さよなら虎馬、ハートブレイク
「どうしたの?」
「見て、あそこ」
彼女が指差す方向に目をやると、食堂のおばちゃんと和気藹々と喋っている、
もう何度と見慣れたチャラ男の姿があった。
「藤堂先輩」
「おっオズちゃ〜ん。そろそろ会いたいと思ってた」
「私は皆目思ってませんでした」
「またまた。安定の塩対お…」
いつもの笑顔が私、そして隣の柚寧ちゃんを見たかと思うと二度見した。そしてすぐさまちょいちょい、と人差し指で私だけを呼び出し、ずいっと身を寄せ小声を出すため手の甲を頰に置く。
「誰あれ何あれ超可愛い」
「自分の胸に手を当てれば思い出しそうなもんですが」
「ごめん思い当たる節ありすぎて全然顔が出てこない」
「そうですか、やっぱり男の中のクズですね」
あなたに期待した私がバカだった、と柚寧ちゃんの元に戻ろうとするも、まてまてまて、と手で制されて後退る。油断すると触ってきそうだから困るんだこの男は!

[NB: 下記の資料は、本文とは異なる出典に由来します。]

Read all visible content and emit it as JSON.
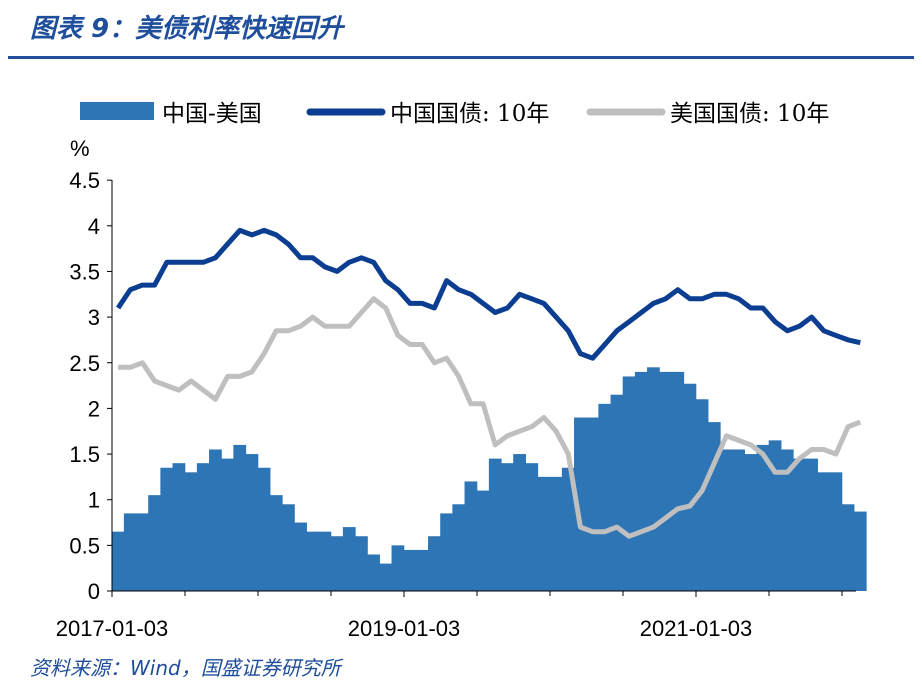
{
  "title": "图表 9：美债利率快速回升",
  "source": "资料来源：Wind，国盛证券研究所",
  "chart_data": {
    "type": "line",
    "ylabel": "%",
    "ylim": [
      0,
      4.5
    ],
    "yticks": [
      "0",
      "0.5",
      "1",
      "1.5",
      "2",
      "2.5",
      "3",
      "3.5",
      "4",
      "4.5"
    ],
    "xtick_labels": [
      "2017-01-03",
      "2019-01-03",
      "2021-01-03"
    ],
    "x_start": "2017-01",
    "x_frequency": "monthly",
    "legend_position": "top",
    "series": [
      {
        "name": "中国-美国",
        "kind": "area",
        "color": "#2e75b6",
        "values": [
          0.65,
          0.85,
          0.85,
          1.05,
          1.35,
          1.4,
          1.3,
          1.4,
          1.55,
          1.45,
          1.6,
          1.5,
          1.35,
          1.05,
          0.95,
          0.75,
          0.65,
          0.65,
          0.6,
          0.7,
          0.6,
          0.4,
          0.3,
          0.5,
          0.45,
          0.45,
          0.6,
          0.85,
          0.95,
          1.2,
          1.1,
          1.45,
          1.4,
          1.5,
          1.4,
          1.25,
          1.25,
          1.35,
          1.9,
          1.9,
          2.05,
          2.15,
          2.35,
          2.4,
          2.45,
          2.4,
          2.4,
          2.27,
          2.1,
          1.85,
          1.55,
          1.55,
          1.5,
          1.6,
          1.65,
          1.55,
          1.45,
          1.45,
          1.3,
          1.3,
          0.95,
          0.87
        ]
      },
      {
        "name": "中国国债: 10年",
        "kind": "line",
        "color": "#0b3d91",
        "values": [
          3.1,
          3.3,
          3.35,
          3.35,
          3.6,
          3.6,
          3.6,
          3.6,
          3.65,
          3.8,
          3.95,
          3.9,
          3.95,
          3.9,
          3.8,
          3.65,
          3.65,
          3.55,
          3.5,
          3.6,
          3.65,
          3.6,
          3.4,
          3.3,
          3.15,
          3.15,
          3.1,
          3.4,
          3.3,
          3.25,
          3.15,
          3.05,
          3.1,
          3.25,
          3.2,
          3.15,
          3.0,
          2.85,
          2.6,
          2.55,
          2.7,
          2.85,
          2.95,
          3.05,
          3.15,
          3.2,
          3.3,
          3.2,
          3.2,
          3.25,
          3.25,
          3.2,
          3.1,
          3.1,
          2.95,
          2.85,
          2.9,
          3.0,
          2.85,
          2.8,
          2.75,
          2.72
        ]
      },
      {
        "name": "美国国债: 10年",
        "kind": "line",
        "color": "#bfbfbf",
        "values": [
          2.45,
          2.45,
          2.5,
          2.3,
          2.25,
          2.2,
          2.3,
          2.2,
          2.1,
          2.35,
          2.35,
          2.4,
          2.6,
          2.85,
          2.85,
          2.9,
          3.0,
          2.9,
          2.9,
          2.9,
          3.05,
          3.2,
          3.1,
          2.8,
          2.7,
          2.7,
          2.5,
          2.55,
          2.35,
          2.05,
          2.05,
          1.6,
          1.7,
          1.75,
          1.8,
          1.9,
          1.75,
          1.5,
          0.7,
          0.65,
          0.65,
          0.7,
          0.6,
          0.65,
          0.7,
          0.8,
          0.9,
          0.93,
          1.1,
          1.4,
          1.7,
          1.65,
          1.6,
          1.5,
          1.3,
          1.3,
          1.45,
          1.55,
          1.55,
          1.5,
          1.8,
          1.85
        ]
      }
    ]
  }
}
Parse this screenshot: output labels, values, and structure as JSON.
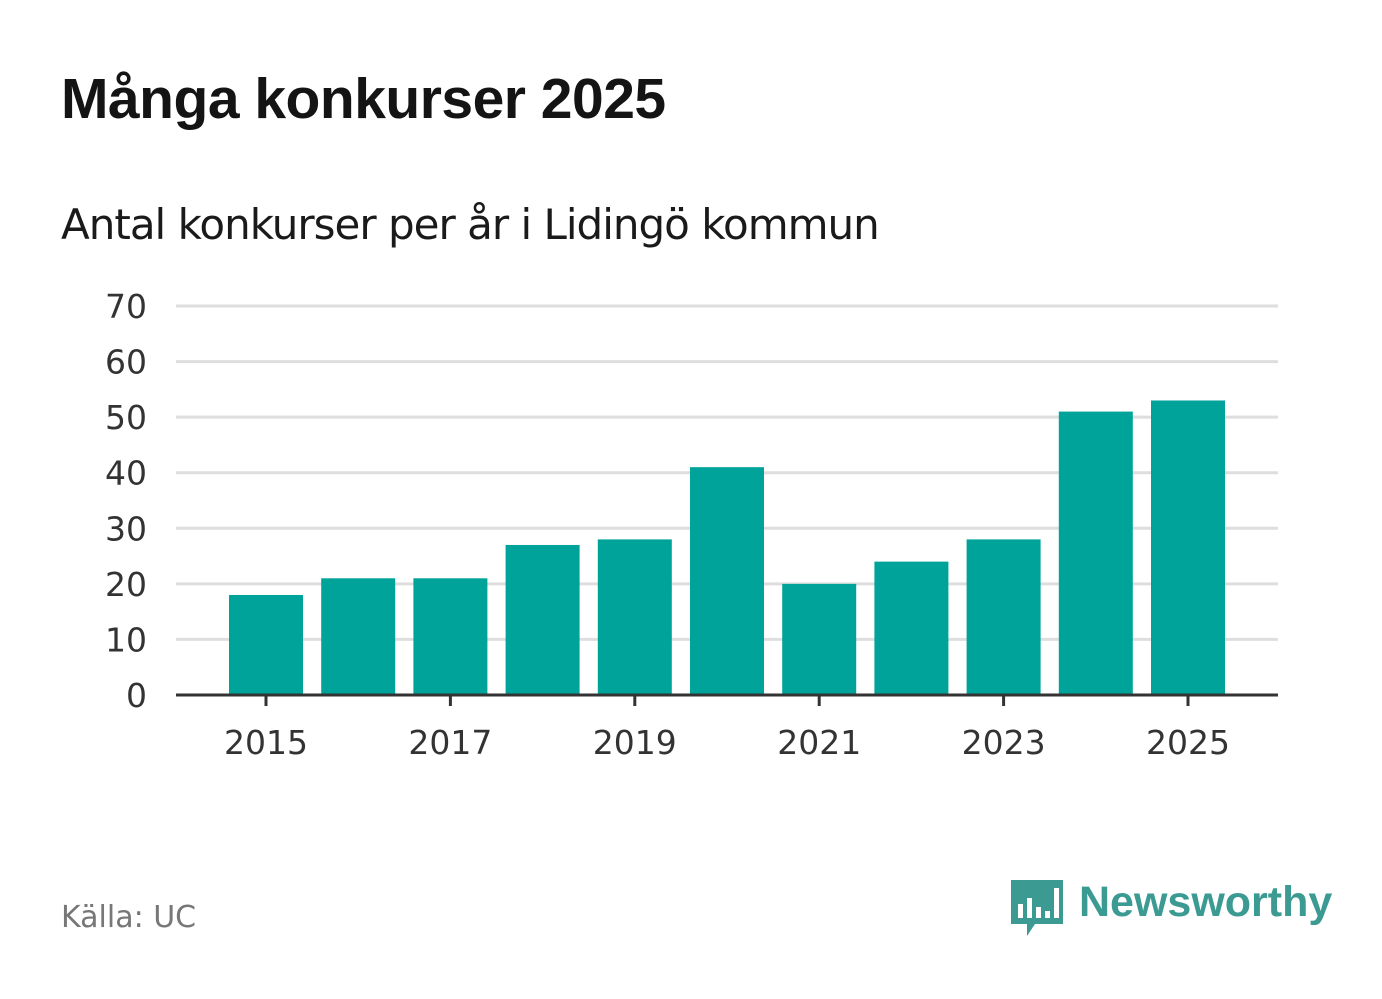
{
  "title": "Många konkurser 2025",
  "subtitle": "Antal konkurser per år i Lidingö kommun",
  "source": "Källa: UC",
  "brand": {
    "name": "Newsworthy",
    "icon": "bar-chart-speech-bubble-icon",
    "color": "#3b9a92"
  },
  "colors": {
    "bar": "#00a39a",
    "grid": "#dedede",
    "axis": "#333333",
    "text": "#333333"
  },
  "chart_data": {
    "type": "bar",
    "title": "Antal konkurser per år i Lidingö kommun",
    "xlabel": "",
    "ylabel": "",
    "categories": [
      "2015",
      "2016",
      "2017",
      "2018",
      "2019",
      "2020",
      "2021",
      "2022",
      "2023",
      "2024",
      "2025"
    ],
    "values": [
      18,
      21,
      21,
      27,
      28,
      41,
      20,
      24,
      28,
      51,
      53
    ],
    "x_tick_labels": [
      "2015",
      "2017",
      "2019",
      "2021",
      "2023",
      "2025"
    ],
    "y_ticks": [
      0,
      10,
      20,
      30,
      40,
      50,
      60,
      70
    ],
    "ylim": [
      0,
      70
    ],
    "grid": true,
    "legend": "none"
  }
}
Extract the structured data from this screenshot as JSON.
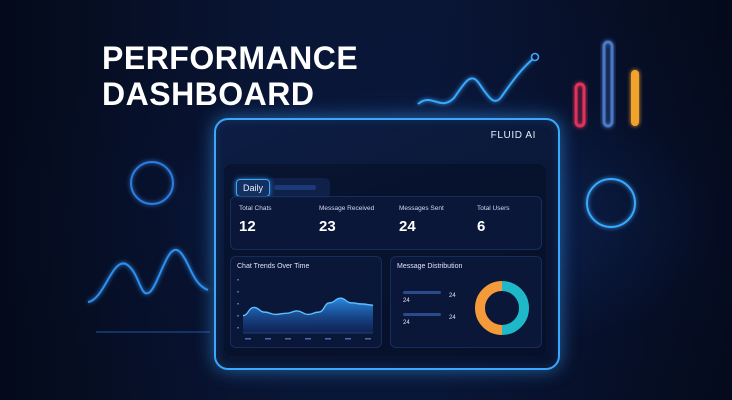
{
  "hero": {
    "title_line1": "PERFORMANCE",
    "title_line2": "DASHBOARD"
  },
  "panel": {
    "brand": "FLUID AI",
    "tabs": [
      {
        "label": "Daily",
        "active": true
      },
      {
        "label": "",
        "active": false
      }
    ],
    "stats": [
      {
        "label": "Total Chats",
        "value": "12"
      },
      {
        "label": "Message Received",
        "value": "23"
      },
      {
        "label": "Messages Sent",
        "value": "24"
      },
      {
        "label": "Total Users",
        "value": "6"
      }
    ],
    "trend_title": "Chat Trends Over Time",
    "distribution_title": "Message Distribution",
    "distribution_rows": [
      {
        "left": "24",
        "right": "24"
      },
      {
        "left": "24",
        "right": "24"
      }
    ]
  },
  "colors": {
    "accent": "#3aa8ff",
    "donut_teal": "#1fb8c9",
    "donut_orange": "#f39a3a",
    "bar_red": "#e0325a",
    "bar_blue": "#4a78c8",
    "bar_orange": "#f2a32e"
  },
  "chart_data": {
    "type": "area",
    "title": "Chat Trends Over Time",
    "x": [
      0,
      1,
      2,
      3,
      4,
      5,
      6,
      7,
      8,
      9,
      10,
      11,
      12
    ],
    "values": [
      1.5,
      2.2,
      1.8,
      1.6,
      1.7,
      1.9,
      1.6,
      1.8,
      2.6,
      3.0,
      2.6,
      2.5,
      2.4
    ],
    "ylim": [
      0,
      5
    ],
    "grid": false
  },
  "donut_data": {
    "type": "pie",
    "values": [
      50,
      50
    ],
    "colors": [
      "#1fb8c9",
      "#f39a3a"
    ]
  }
}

「先輩にタオル貸した子ですよ。言い付け通り、球技大会の日に私がタオル返したら奇跡的にお近付きになれたんです」
「でかしたオズちゃん!!」
「声でかい!」
自分のことのように歓喜して、彼はくるりと柚寧ちゃんに向き直った。
「どうもはじめまして藤堂真澄です。うちの凛花がいつもお世話になっております」
「やめてください語弊が生じる表現はしかもあんた二度目ましてだろ」
「こーんな可愛い子ならタオル俺が返せばよかったくっそー」
「口説くな寄るな! 柚寧ちゃん早く逃げてこのひと歩くメンヘラ製造機だから!」
「はい藤堂くん生姜焼き定食っ♡ 今日もイケメンだから生姜焼き一枚追加しといたからね♡」
「あざすおばちゃん愛してる」
しかも見境いなしかよ。
柚寧ちゃんに絡んだ次の瞬間には素早く食堂のおばちゃんに愛想を振りまく調子のいい先輩に、私は盛大に舌打ちをした。
☁︎
「今日は智也先輩いないんですね」
「おん。なんか風紀委員で呼び出し食らってたね」
お弁当の包みを開きながら問いかけると、向かいに座る先輩は生姜焼きを口に運びながら言う。
結局さっきの流れで、私と柚寧ちゃんと先輩という異色のメンバーでお昼を食べることになった。今までの昼食は中庭に私が一人でいるところに先輩が入ってきてたりしていたから、こんなパターンは初めてだ。